While Oaks and Scott were endlessly passing the football, Noah decided to conquer these rocks. At first it was just a curious journey to the top. But once he found his footing, it became a race against the clock. “Mom, time me!” Which became, “I want to beat my last time!” Which quickly became, “Mom, race me!”
What had appeared such an easy feat for Noah to make it to the top of the rocks in less than thirty seconds, felt a lot more monumental once I was looking down at the giant gaps between the sharp rocks (in my flip-flops). A couple of slips slowed me down. Even though we weren’t very high and the consequences of a fall were probably relatively minor, I had to convince myself to keep moving.
I guess you know who won.
If there’s anything I learned from my younger years as a flight attendant that has served me well, it’s this: a lot of people freeze in emergency situations. It’s why we were trained to yell “Release seatbelts! Release seatbelts!” at the top of our lungs before any other commands.
If we fear we cannot survive, we will often freeze up.
It’s our lizard brain, or the amygdala, hijacking the rational decision-making part of our brain in almost an instant effort to protect us from the pain we might feel.

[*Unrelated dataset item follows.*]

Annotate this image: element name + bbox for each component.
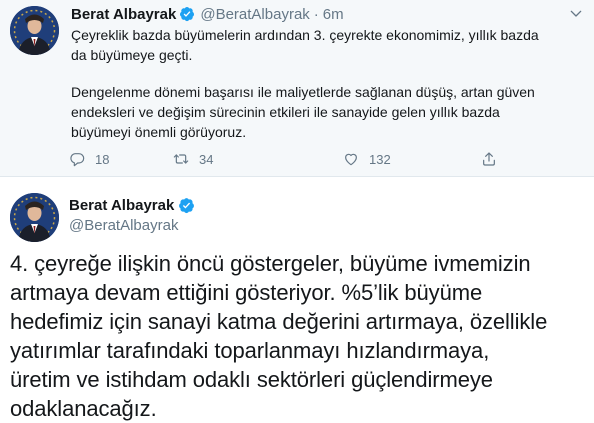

In some horrific circumstances that’s the best thing for it to do, but in our everyday life circumstances, and most emergency situations, it doesn’t serve us very well. Most of the time, we need to fight to stay fully present and allow our thinking brains to make the decisions.
That’s probably why I laughed out-loud when I saw this quote on Pinterest:
Right or wrong, make a decision.
The road of life is pave with flat squirrels who couldn’t make a decision.”
Don’t be a flat squirrel.
Decide in advance, that the next time you’re faced with a situation that feels like it’s threatening your life, but you know it’s really only a decision about which rock to jump to next, stay present.
Make a decision.
You might fail, but it won’t kill you. You might learn. You will grow.
And you might be the first to the top!